Daniel Galán playing the US Open 2022 // USTA
– What would I have been if I hadn’t been a tennis player?
– That’s a very good question. I always liked sports. I always loved cycling. I don’t have the prototype to be a cyclist because I’m very tall, but I think I would have been a sportsman in some other discipline.
– As a good Colombian, do you go out cycling from time to time?
– Unfortunately, I can’t now. I did it for a while, but I fell once and broke my hand. So it can affect me a lot. I have my bike at home, but I don’t use it any more.
– Outside of sport, do you have any other interests?
– That’s something I’m still discovering. Little by little you start to develop other interests.
– A new president recently took office in Colombia. The first left-wing government in your country’s history. Do you identify with Gustavo Petro?
– No comments?
– I don’t get involved in politics.
– Did you vote in the elections?
– Unfortunately, no. I was travelling.
– And why aren’t you interested in talking about politics?
– As a sportsman, I don’t know. In fact I don’t like to be asked about it. I don’t want to suddenly show a point of view that is going to affect something. I prefer to save my opinions.
– What does Colombia need in a general level?

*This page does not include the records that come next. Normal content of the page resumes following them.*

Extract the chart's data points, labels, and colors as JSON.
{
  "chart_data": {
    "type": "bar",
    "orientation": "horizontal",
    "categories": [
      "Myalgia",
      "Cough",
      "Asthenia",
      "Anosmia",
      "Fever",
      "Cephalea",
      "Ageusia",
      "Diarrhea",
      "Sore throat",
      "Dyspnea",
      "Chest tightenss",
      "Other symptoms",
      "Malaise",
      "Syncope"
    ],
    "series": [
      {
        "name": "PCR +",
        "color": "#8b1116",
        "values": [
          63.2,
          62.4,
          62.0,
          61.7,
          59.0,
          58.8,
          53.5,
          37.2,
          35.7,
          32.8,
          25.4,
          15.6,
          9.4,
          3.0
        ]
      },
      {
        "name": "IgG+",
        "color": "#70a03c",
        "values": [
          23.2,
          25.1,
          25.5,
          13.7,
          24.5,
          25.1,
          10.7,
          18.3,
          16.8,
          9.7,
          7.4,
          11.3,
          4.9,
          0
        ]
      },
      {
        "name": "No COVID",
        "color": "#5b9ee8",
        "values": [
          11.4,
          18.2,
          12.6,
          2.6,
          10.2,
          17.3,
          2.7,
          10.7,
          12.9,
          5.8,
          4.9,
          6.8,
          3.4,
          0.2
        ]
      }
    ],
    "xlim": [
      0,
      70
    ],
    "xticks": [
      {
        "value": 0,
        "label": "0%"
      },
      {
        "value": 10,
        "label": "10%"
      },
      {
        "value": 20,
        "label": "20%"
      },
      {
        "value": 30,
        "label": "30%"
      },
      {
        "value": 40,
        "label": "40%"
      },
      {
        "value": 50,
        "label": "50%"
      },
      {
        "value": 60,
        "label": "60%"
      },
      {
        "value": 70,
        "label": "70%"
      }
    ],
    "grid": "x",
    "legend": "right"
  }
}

– We need to believe in ourselves. We have many special things that other countries don’t have. We don’t value ourselves, we need to believe more that we are a good country, made of good people. We can really get higher and higher. The affection of the people is very special, the nature is very rich, all of that is great for tourism. We have everything and we should be proud of it. There are so many things that I could go on forever listing them, but the interview can’t be that long (laughs). I am a proud Colombian.
– Are you a football fan?
– Of the national team, yes, but beyond that, I’m not a die-hard fan. It’s a pity we didn’t qualify for the World Cup, but that’s part of sport, just as we tennis players missed out on important tournaments.
– Now you are focused on the Davis Cup against Turkey in Bogota.
– The Cup is completely different. You never know what is going to happen, that’s why we have to be prepared and leave everything on the court.
– How do you experience the series when you play at home?
– Everyone goes, family and friends. You feel the energy of the fans, which is much needed. You don’t always play at home and you have to learn to enjoy it.